Zhang Jixiong, Yan Hong, Xiong Yanmei, Li Qianqian, Min Shungeng
College of Science, China Agricultural University No. 2, Yuanmingyuanxi Road, Haidian District Beijing 100193 P.R. China
School of Marine Science, China University of Geosciences in Beijing Beijing 100086 China.
RSC Adv. 2019 Feb 26;9(12):6708-6716. doi: 10.1039/c8ra08754g. eCollection 2019 Feb 22.
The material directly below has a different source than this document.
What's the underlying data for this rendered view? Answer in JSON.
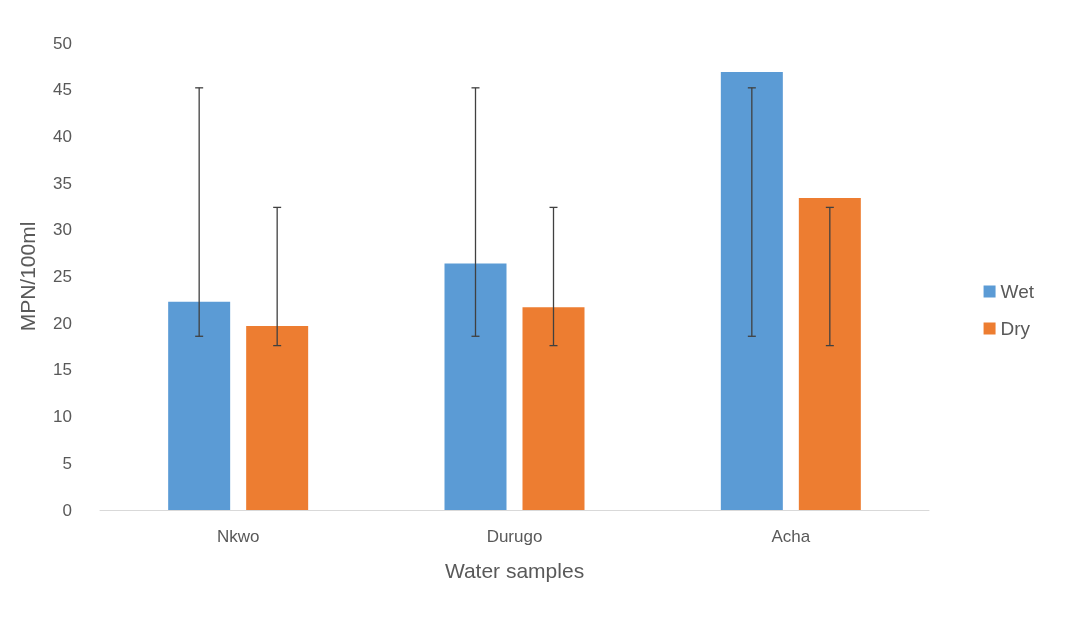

Wavelength selection is a critical factor for pattern recognition of vibrational spectroscopic data. Not only does it alleviate the effect of dimensionality on an algorithm's generalization performance, but it also enhances the understanding and interpretability of multivariate classification models. In this study, a novel partial least squares discriminant analysis (PLSDA)-based wavelength selection algorithm, termed ensemble of bootstrapping space shrinkage (EBSS), has been devised for vibrational spectroscopic data analysis. In the algorithm, a set of subsets are generated from a data set using random sampling. For an individual subset, a feature space is determined by maximizing the expected 10-fold cross-validation accuracy with a weighted bootstrap sampling strategy. Then an ensemble strategy and a sequential forward selection method are applied to the feature spaces to select characteristic variables. Experimental results obtained from analysis of real vibrational spectroscopic data sets demonstrate that the ensemble wavelength selection algorithm can reserve stable and informative variables for the final modeling and improve predictive ability for multivariate classification models.
波长选择是振动光谱数据模式识别的关键因素。它不仅能减轻维度对算法泛化性能的影响,还能增强多元分类模型的可理解性和可解释性。在本研究中,一种基于偏最小二乘判别分析(PLSDA)的新型波长选择算法——自展空间收缩集成算法(EBSS)被设计用于振动光谱数据分析。在该算法中,通过随机抽样从数据集中生成一组子集。对于单个子集,采用加权自展抽样策略,通过最大化期望的10折交叉验证准确率来确定特征空间。然后将集成策略和顺序向前选择方法应用于这些特征空间以选择特征变量。对实际振动光谱数据集的分析结果表明,该集成波长选择算法能够为最终建模保留稳定且信息丰富的变量,并提高多元分类模型的预测能力。